Saturday, April 13, 2013

Decorative Dish Soap

There are certain things you don't really know about yourself until you live with someone. Everyone has their quirks and while I am no neat freak (far from it), I am a bit obsessive about keeping dishes from sitting in the sink and my counter top clear. People say you should have serious talks about kids and finances before you marry but nobody warns you of dish washing. I am an instant scrubber/washer and my husband gives dishes a lengthy soak before scrubbing and rinsing. Because of this he requires the dish soap to be readily accessible (on the counter top by sink) while I like to hide my dish soap under the sink as fast as humanly possible (I told you, I'm a bit obsessive). A wise person once said "marriage is about compromise,"*  so I set off to find a way to keep the dish soap handy without me being tempted to squirrel it away.

* Another wise person once said "Love is a Battlefield" but we'll stick with compromise for the sake of this argument.

I keep a lot of containers to re-use. Most of the time I don't know what I'll be using them for so I wash and dry them, then store them away. I saved this squiggley glass bottle just because it was different.

Before painting glass I wipe it down with some rubbing alcohol and let it air dry.

Any type of glass container will do. This one happens to be from Rose's Cocktail Infusions Blue Raspberry Martini, if you must know.

Here are the supplies I needed:
~ Stencils 
~ Pouncers (or brushes)
~ Stencil adhesive
~ Craft paint (I use Martha Stewart's multi-surface paint from Michaels )

The letter stencils happened to be self-adhesive so I only needed to line them up where I wanted on the bottle.

The usual rules with stenciling: A little goes a long way. 

No matter how careful, mistakes can happen.
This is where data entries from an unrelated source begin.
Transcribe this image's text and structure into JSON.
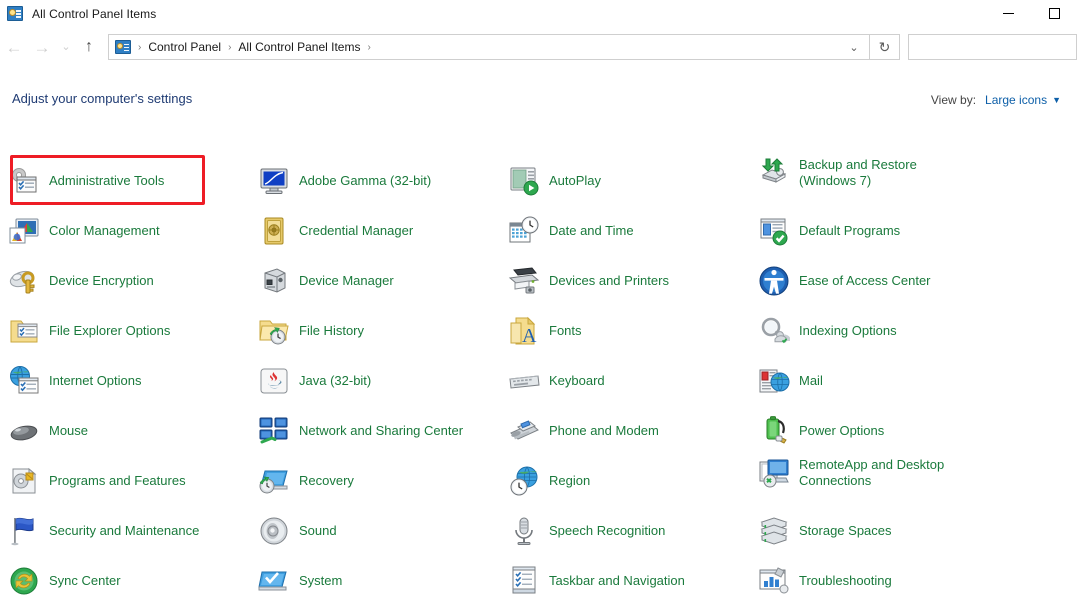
{
  "window": {
    "title": "All Control Panel Items",
    "title_icon": "control-panel-icon",
    "minimize_label": "—",
    "maximize_label": "☐"
  },
  "nav": {
    "back_glyph": "←",
    "forward_glyph": "→",
    "recent_glyph": "⌄",
    "up_glyph": "↑",
    "dropdown_glyph": "⌄",
    "refresh_glyph": "↻",
    "breadcrumb": [
      {
        "label": "Control Panel"
      },
      {
        "label": "All Control Panel Items"
      }
    ],
    "separator": "›",
    "search_value": "",
    "search_placeholder": ""
  },
  "header": {
    "subheading": "Adjust your computer's settings",
    "view_by_label": "View by:",
    "view_by_value": "Large icons",
    "view_by_caret": "▼"
  },
  "highlight": {
    "color": "#ee1c25",
    "target": "Administrative Tools"
  },
  "items": [
    {
      "label": "Administrative Tools",
      "icon": "administrative-tools-icon",
      "col": 0,
      "row": 0,
      "lines": 1
    },
    {
      "label": "Color Management",
      "icon": "color-management-icon",
      "col": 0,
      "row": 1,
      "lines": 1
    },
    {
      "label": "Device Encryption",
      "icon": "device-encryption-icon",
      "col": 0,
      "row": 2,
      "lines": 1
    },
    {
      "label": "File Explorer Options",
      "icon": "file-explorer-options-icon",
      "col": 0,
      "row": 3,
      "lines": 1
    },
    {
      "label": "Internet Options",
      "icon": "internet-options-icon",
      "col": 0,
      "row": 4,
      "lines": 1
    },
    {
      "label": "Mouse",
      "icon": "mouse-icon",
      "col": 0,
      "row": 5,
      "lines": 1
    },
    {
      "label": "Programs and Features",
      "icon": "programs-features-icon",
      "col": 0,
      "row": 6,
      "lines": 1
    },
    {
      "label": "Security and Maintenance",
      "icon": "security-maintenance-icon",
      "col": 0,
      "row": 7,
      "lines": 1
    },
    {
      "label": "Sync Center",
      "icon": "sync-center-icon",
      "col": 0,
      "row": 8,
      "lines": 1
    },
    {
      "label": "Adobe Gamma (32-bit)",
      "icon": "adobe-gamma-icon",
      "col": 1,
      "row": 0,
      "lines": 1
    },
    {
      "label": "Credential Manager",
      "icon": "credential-manager-icon",
      "col": 1,
      "row": 1,
      "lines": 1
    },
    {
      "label": "Device Manager",
      "icon": "device-manager-icon",
      "col": 1,
      "row": 2,
      "lines": 1
    },
    {
      "label": "File History",
      "icon": "file-history-icon",
      "col": 1,
      "row": 3,
      "lines": 1
    },
    {
      "label": "Java (32-bit)",
      "icon": "java-icon",
      "col": 1,
      "row": 4,
      "lines": 1
    },
    {
      "label": "Network and Sharing Center",
      "icon": "network-sharing-icon",
      "col": 1,
      "row": 5,
      "lines": 1
    },
    {
      "label": "Recovery",
      "icon": "recovery-icon",
      "col": 1,
      "row": 6,
      "lines": 1
    },
    {
      "label": "Sound",
      "icon": "sound-icon",
      "col": 1,
      "row": 7,
      "lines": 1
    },
    {
      "label": "System",
      "icon": "system-icon",
      "col": 1,
      "row": 8,
      "lines": 1
    },
    {
      "label": "AutoPlay",
      "icon": "autoplay-icon",
      "col": 2,
      "row": 0,
      "lines": 1
    },
    {
      "label": "Date and Time",
      "icon": "date-time-icon",
      "col": 2,
      "row": 1,
      "lines": 1
    },
    {
      "label": "Devices and Printers",
      "icon": "devices-printers-icon",
      "col": 2,
      "row": 2,
      "lines": 1
    },
    {
      "label": "Fonts",
      "icon": "fonts-icon",
      "col": 2,
      "row": 3,
      "lines": 1
    },
    {
      "label": "Keyboard",
      "icon": "keyboard-icon",
      "col": 2,
      "row": 4,
      "lines": 1
    },
    {
      "label": "Phone and Modem",
      "icon": "phone-modem-icon",
      "col": 2,
      "row": 5,
      "lines": 1
    },
    {
      "label": "Region",
      "icon": "region-icon",
      "col": 2,
      "row": 6,
      "lines": 1
    },
    {
      "label": "Speech Recognition",
      "icon": "speech-recognition-icon",
      "col": 2,
      "row": 7,
      "lines": 1
    },
    {
      "label": "Taskbar and Navigation",
      "icon": "taskbar-navigation-icon",
      "col": 2,
      "row": 8,
      "lines": 1
    },
    {
      "label": "Backup and Restore\n(Windows 7)",
      "icon": "backup-restore-icon",
      "col": 3,
      "row": 0,
      "lines": 2
    },
    {
      "label": "Default Programs",
      "icon": "default-programs-icon",
      "col": 3,
      "row": 1,
      "lines": 1
    },
    {
      "label": "Ease of Access Center",
      "icon": "ease-of-access-icon",
      "col": 3,
      "row": 2,
      "lines": 1
    },
    {
      "label": "Indexing Options",
      "icon": "indexing-options-icon",
      "col": 3,
      "row": 3,
      "lines": 1
    },
    {
      "label": "Mail",
      "icon": "mail-icon",
      "col": 3,
      "row": 4,
      "lines": 1
    },
    {
      "label": "Power Options",
      "icon": "power-options-icon",
      "col": 3,
      "row": 5,
      "lines": 1
    },
    {
      "label": "RemoteApp and Desktop\nConnections",
      "icon": "remoteapp-icon",
      "col": 3,
      "row": 6,
      "lines": 2
    },
    {
      "label": "Storage Spaces",
      "icon": "storage-spaces-icon",
      "col": 3,
      "row": 7,
      "lines": 1
    },
    {
      "label": "Troubleshooting",
      "icon": "troubleshooting-icon",
      "col": 3,
      "row": 8,
      "lines": 1
    }
  ]
}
The great thing about stenciling on glass is that most mistakes can be removed just by using a toothpick.

Stencil adhesive is not always necessary. I have used painter's tape to hold stencils in place previously but this particular star stencil had thin cut outs and I wanted to make sure the paint would stay within the stencil.

Most stencils can be cleaned with windex and a paper towel.

I put stars above and below the lettering as well as along the back of the bottle.

Once all the painting was done, I took the bottle outside and sprayed it with a clear sealant.

So, at the end of the day. I did concede to leave the dish soap on the sink counter top. But instead of this:

We now have this:

You can paint any glass bottle you have to hold dish soap, olive oil, or anything you want to keep handy when cleaning or cooking and still keep your counter top looking a little fancy.

The soap bottle has been out for a whole week and I haven't attempted to hide it once.